Explained: Why You Shouldn't Ask When Others Will Have Kids
Fed up with constantly being asked when she will have kids, Michigan-based freelance writer, Emily Bingham penned this Facebook post.
And it's just a massive truth bomb, basically.
Once women hit a certain age, whether they're in a relationship or not, already pregnant, or decided they don't want children, people still seem to feel they have a right to ask you about any plans to reproduce.
She posted a generic photo of an ultrasound and began with the line:
"Now that I got your attention with this RANDOM ULTRASOUND PHOTO I grabbed from a Google image search, this is just a friendly P.S.A. that people’s reproductive and procreative plans and decisions are none of your business."
The post has been shared over 30,000 times, and women have been commenting on the post to congratulate her for her wise words.
The full post:
Hey everyone!!! Now that I got your attention with this RANDOM ULTRASOUND PHOTO I grabbed from a Google image search, this is just a friendly P.S.A. that people’s reproductive and procreative plans and decisions are none of your business.
NONE OF YOUR BUSINESS.
Before you ask the young married couple that has been together for seemingly forever when they are finally gonna start a family … before you ask the parents of an only-child toddler when a Little Brother or Little Sister will be in the works … before you ask a single 30-something if/when s/he plans on having children because, you know, clock’s ticking … just stop.
You don’t know who is struggling with infertility or grieving a miscarriage or dealing with health issues.
You don’t know who is having relationship problems or is under a lot of stress or the timing just isn’t right.
You don’t know who is on the fence about having kids or having more kids. You don’t know who has decided it’s not for them right now, or not for them ever.
You don’t know how your seemingly innocent question might cause someone grief, pain, stress or frustration.
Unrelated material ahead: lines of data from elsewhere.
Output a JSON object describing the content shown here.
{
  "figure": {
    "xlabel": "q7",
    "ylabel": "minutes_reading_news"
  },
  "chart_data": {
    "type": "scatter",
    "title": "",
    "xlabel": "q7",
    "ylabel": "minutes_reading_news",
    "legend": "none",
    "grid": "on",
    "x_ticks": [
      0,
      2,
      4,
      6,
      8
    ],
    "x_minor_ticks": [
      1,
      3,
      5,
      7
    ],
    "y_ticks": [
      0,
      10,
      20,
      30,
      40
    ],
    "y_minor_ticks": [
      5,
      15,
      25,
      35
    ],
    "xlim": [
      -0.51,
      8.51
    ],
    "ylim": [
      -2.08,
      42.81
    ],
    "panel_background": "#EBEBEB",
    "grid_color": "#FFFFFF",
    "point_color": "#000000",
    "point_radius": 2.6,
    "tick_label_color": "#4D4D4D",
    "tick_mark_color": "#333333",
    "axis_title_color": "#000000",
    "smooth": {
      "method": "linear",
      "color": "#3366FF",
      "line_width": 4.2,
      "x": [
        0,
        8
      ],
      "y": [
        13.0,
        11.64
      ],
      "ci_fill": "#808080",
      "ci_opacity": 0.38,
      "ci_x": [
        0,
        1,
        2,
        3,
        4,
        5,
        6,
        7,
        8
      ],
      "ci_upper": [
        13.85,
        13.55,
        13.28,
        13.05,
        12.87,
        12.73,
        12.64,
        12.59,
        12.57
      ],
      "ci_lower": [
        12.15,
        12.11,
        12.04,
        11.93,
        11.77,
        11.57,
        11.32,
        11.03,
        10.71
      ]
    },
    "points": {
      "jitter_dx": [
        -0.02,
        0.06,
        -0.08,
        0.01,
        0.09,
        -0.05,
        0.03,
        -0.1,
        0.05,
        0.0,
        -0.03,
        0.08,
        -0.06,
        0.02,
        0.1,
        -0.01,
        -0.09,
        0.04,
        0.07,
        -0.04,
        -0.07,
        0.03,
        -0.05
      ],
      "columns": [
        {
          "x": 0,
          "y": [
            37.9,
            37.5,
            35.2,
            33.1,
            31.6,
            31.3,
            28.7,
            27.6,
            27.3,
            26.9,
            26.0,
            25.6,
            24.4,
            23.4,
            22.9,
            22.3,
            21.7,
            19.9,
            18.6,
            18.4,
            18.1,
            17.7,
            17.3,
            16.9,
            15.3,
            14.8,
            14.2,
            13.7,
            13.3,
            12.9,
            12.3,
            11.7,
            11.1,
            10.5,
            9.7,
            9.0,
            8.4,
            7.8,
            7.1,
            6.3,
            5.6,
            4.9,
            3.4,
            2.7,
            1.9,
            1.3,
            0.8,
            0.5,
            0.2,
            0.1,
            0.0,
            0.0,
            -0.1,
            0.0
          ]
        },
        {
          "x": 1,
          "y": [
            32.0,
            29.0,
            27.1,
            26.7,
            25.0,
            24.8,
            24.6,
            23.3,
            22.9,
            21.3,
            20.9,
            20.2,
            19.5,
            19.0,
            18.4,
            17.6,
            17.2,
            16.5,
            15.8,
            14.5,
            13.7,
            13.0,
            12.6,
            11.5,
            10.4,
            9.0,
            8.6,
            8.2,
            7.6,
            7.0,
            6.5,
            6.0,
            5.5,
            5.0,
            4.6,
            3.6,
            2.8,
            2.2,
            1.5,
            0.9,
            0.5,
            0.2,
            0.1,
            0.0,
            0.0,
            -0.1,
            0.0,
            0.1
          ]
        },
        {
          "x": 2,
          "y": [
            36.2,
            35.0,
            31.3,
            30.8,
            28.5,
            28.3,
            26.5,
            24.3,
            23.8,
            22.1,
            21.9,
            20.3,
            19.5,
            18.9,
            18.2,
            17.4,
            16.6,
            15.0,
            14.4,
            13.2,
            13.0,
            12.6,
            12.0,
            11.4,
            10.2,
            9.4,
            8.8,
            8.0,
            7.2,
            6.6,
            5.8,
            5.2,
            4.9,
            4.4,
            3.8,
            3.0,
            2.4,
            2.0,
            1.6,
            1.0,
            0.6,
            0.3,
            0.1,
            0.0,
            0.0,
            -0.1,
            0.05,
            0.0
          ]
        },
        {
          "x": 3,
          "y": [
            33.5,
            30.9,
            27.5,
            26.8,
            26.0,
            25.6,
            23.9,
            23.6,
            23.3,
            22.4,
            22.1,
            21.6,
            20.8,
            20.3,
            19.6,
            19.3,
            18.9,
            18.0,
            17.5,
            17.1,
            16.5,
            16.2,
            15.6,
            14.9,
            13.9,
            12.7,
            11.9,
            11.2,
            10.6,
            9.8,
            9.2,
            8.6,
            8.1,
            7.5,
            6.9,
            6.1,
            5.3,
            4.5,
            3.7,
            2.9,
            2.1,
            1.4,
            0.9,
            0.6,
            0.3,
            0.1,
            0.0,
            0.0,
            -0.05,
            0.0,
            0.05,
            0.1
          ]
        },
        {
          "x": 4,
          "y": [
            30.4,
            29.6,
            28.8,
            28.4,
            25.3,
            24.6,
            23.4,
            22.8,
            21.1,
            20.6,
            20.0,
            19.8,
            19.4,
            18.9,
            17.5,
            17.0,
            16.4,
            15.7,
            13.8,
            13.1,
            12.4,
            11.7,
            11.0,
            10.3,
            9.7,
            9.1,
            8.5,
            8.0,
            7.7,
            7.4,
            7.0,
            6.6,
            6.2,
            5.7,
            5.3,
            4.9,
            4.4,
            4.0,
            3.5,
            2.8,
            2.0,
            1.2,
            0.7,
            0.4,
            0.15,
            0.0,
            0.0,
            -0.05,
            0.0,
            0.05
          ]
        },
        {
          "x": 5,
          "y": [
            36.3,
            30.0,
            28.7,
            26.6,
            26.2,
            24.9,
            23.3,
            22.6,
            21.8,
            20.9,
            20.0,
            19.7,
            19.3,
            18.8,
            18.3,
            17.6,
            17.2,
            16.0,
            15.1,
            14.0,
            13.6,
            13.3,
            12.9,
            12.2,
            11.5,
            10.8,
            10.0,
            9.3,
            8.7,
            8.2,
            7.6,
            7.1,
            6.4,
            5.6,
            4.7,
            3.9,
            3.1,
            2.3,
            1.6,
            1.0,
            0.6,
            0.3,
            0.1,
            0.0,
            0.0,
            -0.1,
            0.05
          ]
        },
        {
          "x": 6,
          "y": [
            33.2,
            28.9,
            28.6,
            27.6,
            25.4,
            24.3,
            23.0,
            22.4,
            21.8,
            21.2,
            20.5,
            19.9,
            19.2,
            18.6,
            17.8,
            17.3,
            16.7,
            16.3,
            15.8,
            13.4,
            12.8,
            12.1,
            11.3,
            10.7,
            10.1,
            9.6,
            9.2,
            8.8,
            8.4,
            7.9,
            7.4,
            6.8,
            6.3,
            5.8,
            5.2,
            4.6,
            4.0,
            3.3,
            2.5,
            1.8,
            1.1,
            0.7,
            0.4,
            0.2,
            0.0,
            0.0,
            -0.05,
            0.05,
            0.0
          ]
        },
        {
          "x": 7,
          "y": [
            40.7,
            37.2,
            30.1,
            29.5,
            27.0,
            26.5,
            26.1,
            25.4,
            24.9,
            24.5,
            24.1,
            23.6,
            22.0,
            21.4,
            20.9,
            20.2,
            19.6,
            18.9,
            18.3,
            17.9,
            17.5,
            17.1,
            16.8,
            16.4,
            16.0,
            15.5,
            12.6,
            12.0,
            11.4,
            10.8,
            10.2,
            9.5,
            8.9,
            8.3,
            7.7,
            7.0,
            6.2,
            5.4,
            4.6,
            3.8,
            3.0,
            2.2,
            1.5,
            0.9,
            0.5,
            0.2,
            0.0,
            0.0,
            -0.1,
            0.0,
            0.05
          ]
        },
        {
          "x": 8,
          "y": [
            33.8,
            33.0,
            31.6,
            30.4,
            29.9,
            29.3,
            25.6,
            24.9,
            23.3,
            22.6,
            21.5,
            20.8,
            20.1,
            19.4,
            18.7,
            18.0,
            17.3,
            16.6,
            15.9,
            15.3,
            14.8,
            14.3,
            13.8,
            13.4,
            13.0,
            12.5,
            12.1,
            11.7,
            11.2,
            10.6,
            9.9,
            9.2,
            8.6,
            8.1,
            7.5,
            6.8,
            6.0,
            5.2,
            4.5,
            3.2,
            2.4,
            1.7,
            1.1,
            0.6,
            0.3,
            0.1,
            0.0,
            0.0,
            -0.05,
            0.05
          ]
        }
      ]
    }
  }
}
Sure, for some people those questions may not cause any fraught feelings — but I can tell you, from my own experiences and hearing about many friends’ experiences — it more than likely does.
Bottom line: Whether you are a wanna-be grandparent or a well-intentioned friend or family member or a nosy neighbor, it’s absolutely none of your business.
Ask someone what they’re excited about right now.
Ask them what the best part of their day was.
If a person wants to let you in on something as personal as their plans to have or not have children, they will tell you.
If you’re curious, just sit back and wait and let them do so by their own choosing, if and when they are ready.